Now the system captures both sides of the conversation.

Bug #2: The Missing Fields

The curator LLM would sometimes skip fields it deemed “obvious.” source_turns was particularly problematic—the LLM assumed it was redundant with turn_range.

The fix: Validation with auto-recovery:

def validate_gem(gem, turns=None):
    required = ['gem', 'context', 'snippet', 'categories',
                'importance', 'confidence', 'timestamp', 'date',
                'conversation_id', 'turn_range', 'source_turns']
    
    # Auto-fill source_turns from turn_range if missing
    if 'source_turns' not in gem and 'turn_range' in gem:
        start, end = gem['turn_range'].split('-')
        gem['source_turns'] = list(range(int(start), int(end) + 1))
    
    # Auto-fill date from timestamp
    if 'date' not in gem and 'timestamp' in gem:
        gem['date'] = gem['timestamp'][:10]

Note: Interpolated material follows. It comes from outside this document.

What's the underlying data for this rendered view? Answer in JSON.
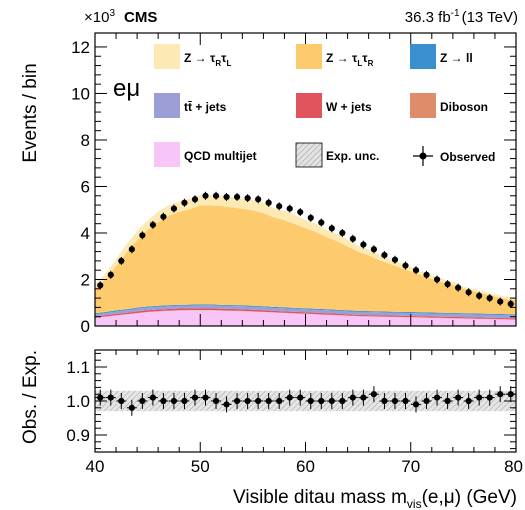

Bug #3: The Duplicate Gems

One night, the curator extracted the same decision three times—phrased differently, but the same core insight. The vector database was filling with near-duplicates.

The fix: Built duplicate detection into the curator prompt itself:

**Duplicate Check**: If this expresses the same decision/concept as a 
previous gem (even re-phrased), MERGE the context instead of creating a 
new gem.

The LLM is now instructed to merge, not multiply.

Bug #4: The Out-of-Range Confidence

The schema calls for confidence scores between 0.0 and 1.0. But sometimes the curator would return confidence: 85 (thinking on a 100-point scale) or even confidence: "high" (a string!).

The fix: Validation that catches and rejects invalid values:

if 'confidence' in gem:
    conf = gem['confidence']
    if isinstance(conf, str) or not (0.0 <= conf <= 1.0):
        errors.append(f"Invalid confidence: {conf}")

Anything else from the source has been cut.